In a District Court in a rural area the judge adjourned to a later date an application from the Child and Family Agency (CFA) to discharge a care order for two children who had been in relative foster care with grandparents. The grandparents also applied to remove the guardianship order which had been previously made.
The court heard from the CFA solicitor that the grandparents had been awarded guardianship and the children were in a good and secure placement. The mother was deceased and the father resided in the UK. The grandparents could not be both guardians and foster carers, the CFA solicitor said.

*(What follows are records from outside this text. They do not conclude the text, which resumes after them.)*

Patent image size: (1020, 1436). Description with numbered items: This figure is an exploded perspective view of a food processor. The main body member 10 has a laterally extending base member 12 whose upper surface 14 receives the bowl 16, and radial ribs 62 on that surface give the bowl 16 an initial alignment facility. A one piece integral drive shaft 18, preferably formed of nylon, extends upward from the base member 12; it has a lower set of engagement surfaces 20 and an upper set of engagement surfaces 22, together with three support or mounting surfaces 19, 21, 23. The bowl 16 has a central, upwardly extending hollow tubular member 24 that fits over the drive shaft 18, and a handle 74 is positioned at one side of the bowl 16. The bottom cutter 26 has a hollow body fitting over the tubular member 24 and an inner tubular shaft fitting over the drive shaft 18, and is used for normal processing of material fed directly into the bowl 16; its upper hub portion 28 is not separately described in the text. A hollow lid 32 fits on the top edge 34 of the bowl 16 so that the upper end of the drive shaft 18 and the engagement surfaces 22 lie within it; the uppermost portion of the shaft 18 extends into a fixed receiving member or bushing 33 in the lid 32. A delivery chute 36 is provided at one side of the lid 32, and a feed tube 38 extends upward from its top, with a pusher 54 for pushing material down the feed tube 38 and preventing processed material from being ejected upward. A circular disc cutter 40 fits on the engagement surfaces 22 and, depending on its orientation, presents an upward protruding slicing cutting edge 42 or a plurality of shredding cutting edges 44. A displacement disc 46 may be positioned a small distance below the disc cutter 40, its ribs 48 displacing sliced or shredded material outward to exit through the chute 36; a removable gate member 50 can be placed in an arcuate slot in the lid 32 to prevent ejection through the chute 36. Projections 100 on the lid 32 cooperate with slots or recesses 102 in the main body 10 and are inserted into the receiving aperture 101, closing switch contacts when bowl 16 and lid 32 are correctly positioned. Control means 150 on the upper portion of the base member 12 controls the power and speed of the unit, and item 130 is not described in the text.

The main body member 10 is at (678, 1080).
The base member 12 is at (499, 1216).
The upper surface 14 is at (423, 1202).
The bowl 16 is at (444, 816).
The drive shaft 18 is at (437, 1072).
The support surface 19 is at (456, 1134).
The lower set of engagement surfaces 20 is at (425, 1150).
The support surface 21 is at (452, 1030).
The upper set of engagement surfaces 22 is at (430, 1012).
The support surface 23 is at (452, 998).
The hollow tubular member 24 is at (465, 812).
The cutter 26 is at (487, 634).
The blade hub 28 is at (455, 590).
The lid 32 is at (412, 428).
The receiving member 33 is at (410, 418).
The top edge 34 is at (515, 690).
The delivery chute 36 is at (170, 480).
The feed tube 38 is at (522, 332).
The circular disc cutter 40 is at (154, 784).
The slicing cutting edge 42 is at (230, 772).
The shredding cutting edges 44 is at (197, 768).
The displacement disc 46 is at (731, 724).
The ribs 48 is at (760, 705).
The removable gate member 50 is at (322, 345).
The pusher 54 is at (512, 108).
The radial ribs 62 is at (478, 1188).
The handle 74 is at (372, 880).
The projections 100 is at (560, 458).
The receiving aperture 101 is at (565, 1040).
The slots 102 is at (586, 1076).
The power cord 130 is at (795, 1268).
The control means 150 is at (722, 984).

The solicitor for the grandparents said two years ago, when a care order was granted, the CFA advised the grandparents to apply for guardianship and now they were saying it was inconsistent with a care order and the CFA was stepping back from the care order.
The CFA had brought the father back into the children’s lives, she said, and the grandparents had concerns that there might be difficulties with the father and his access, they were not comfortable dealing with him and wanted the support of the CFA. The solicitor said the father was of no fixed abode. The judge said the children could not be removed from the jurisdiction.
The grandparents’ solicitor told the court the foster carers’ motivation was not financial. She said foster carers could apply for enhanced guardianship rights for children on care orders.
The judge said he could be Machiavellian, and this was not a finding of fact, but he could ask the CFA, if the primary motivation [for remaining as foster carers] was financial, what the position would be if the grandparents discharged themselves of their responsibility. The CFA solicitor said he did not know the difference between the guardianship and foster carers’ allowance and in that situation alternative foster care would have to be found.
The judge said it was an important legal issue and he adjourned both applications for removal of guardianship and discharge of the care order for three months.